颂明&深探合作《献给全球儿童的文学1001夜·深圳童话》
发布时间:2025-05-11 15:51:15 浏览量:4
中文版
第一章 会发光的红果实
梧桐山的夏夜总浸在绵密的雨幕里。辰辰数到第七十三滴雨水时,防护网突然发出“咚”的闷响——一团蓝绿色影子正剧烈挣扎着。
那竟是只散发着金属光泽的鸟!它的尾羽如同被月光镀了银边,爪间紧握的红果实正随着脉搏明灭,在雨夜里划出萤火虫般的轨迹。
“爸!鸟抓着星星!”辰辰压低声音喊道。素描本上的蕨类标本突然被铅笔划破——父亲的手在微微发抖。
当母亲用镊子夹出鸟儿翅膀里的玻璃碎片时,所有人都看见了那道金色瞳孔里掠过的文字。父亲发黄的《中国濒危鸟类图鉴》哗啦啦自动翻页,停在标着“1983年灭绝”的矛纹草鹛条目上,而插图正以肉眼可见的速度褪成空白。
红果实滚落辰辰掌心时,裂开的果皮下竟涌动着星河般的光点。甜味在舌尖炸开的瞬间,他听见防盗窗抱怨生锈的关节痛,听见雨滴在窗玻璃上写十四行诗。
“通灵果的馈赠。”鸟儿的声音像风吹过风铃草,“明日月圆夜,山南的树精们……”话音未落,急救箱突然发出冰层开裂般的脆响,那道伤口已然愈合如初。
次日破晓,中华秋沙鸭的鸣叫刺透晨雾。这种比熊猫稀少的鸟儿正用喙整理皇冠般的羽冠,它脚环上“生态监测”的字样已经磨损。
“三十年前的人类用推土机埋葬了它们,”秋沙鸭的视线穿透辰辰的校服口袋——那里藏着片发光的老榕树叶,“但昨晚,山南的树根开始唱歌了。”
远处传来的引擎声惊飞了鸟儿。父亲举着林业局通知冲进门时,辰辰正盯着作业本上浮现的树状荧光纹路——它们组成了两个古老的篆体字:
救救
推土机的轰鸣中,山南方向突然腾起漫天红光,宛如千万颗心脏在夜空同时跳动。
English Version
Chapter 1: The Luminescent Red Fruit
Summer nights on Wutong Mountain were always veiled in relentless rain. As Chenchen counted the seventy-third raindrop, a dull thud struck the window screen—where a blue-green shadow now fluttered desperately.

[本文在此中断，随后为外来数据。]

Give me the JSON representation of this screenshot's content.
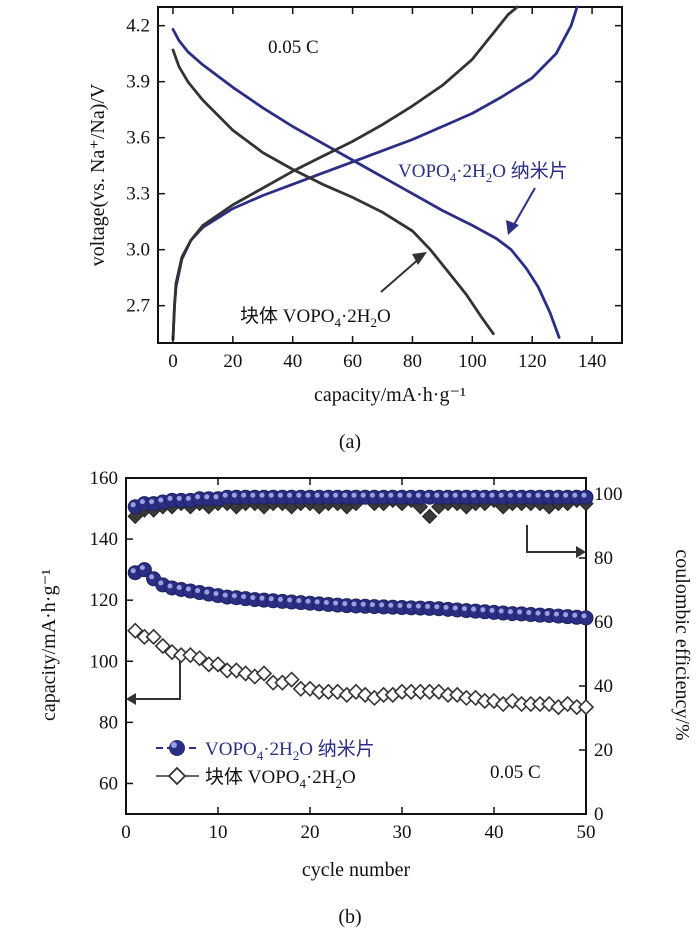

It was a bird with metallic plumage! Its tail feathers gleamed like moonlit silver edges, while the red fruit clutched in its talons pulsed rhythmically, tracing firefly-like arcs through the rainy night.
“Dad! The bird caught a star!” Chenchen whispered urgently. The fern specimen on the sketchpad was suddenly torn by pencil strokes—his father’s hands were trembling.
As Mother tweezed out a glass shard from the bird’s wing, they all saw the shimmering runes flash through its golden pupils. Father’s yellowed Atlas of China’s Endangered Birds flipped wildly on its own, stopping at the page marked Extinct 1983—Chinese Babax, where the illustration was fading into blankness before their eyes.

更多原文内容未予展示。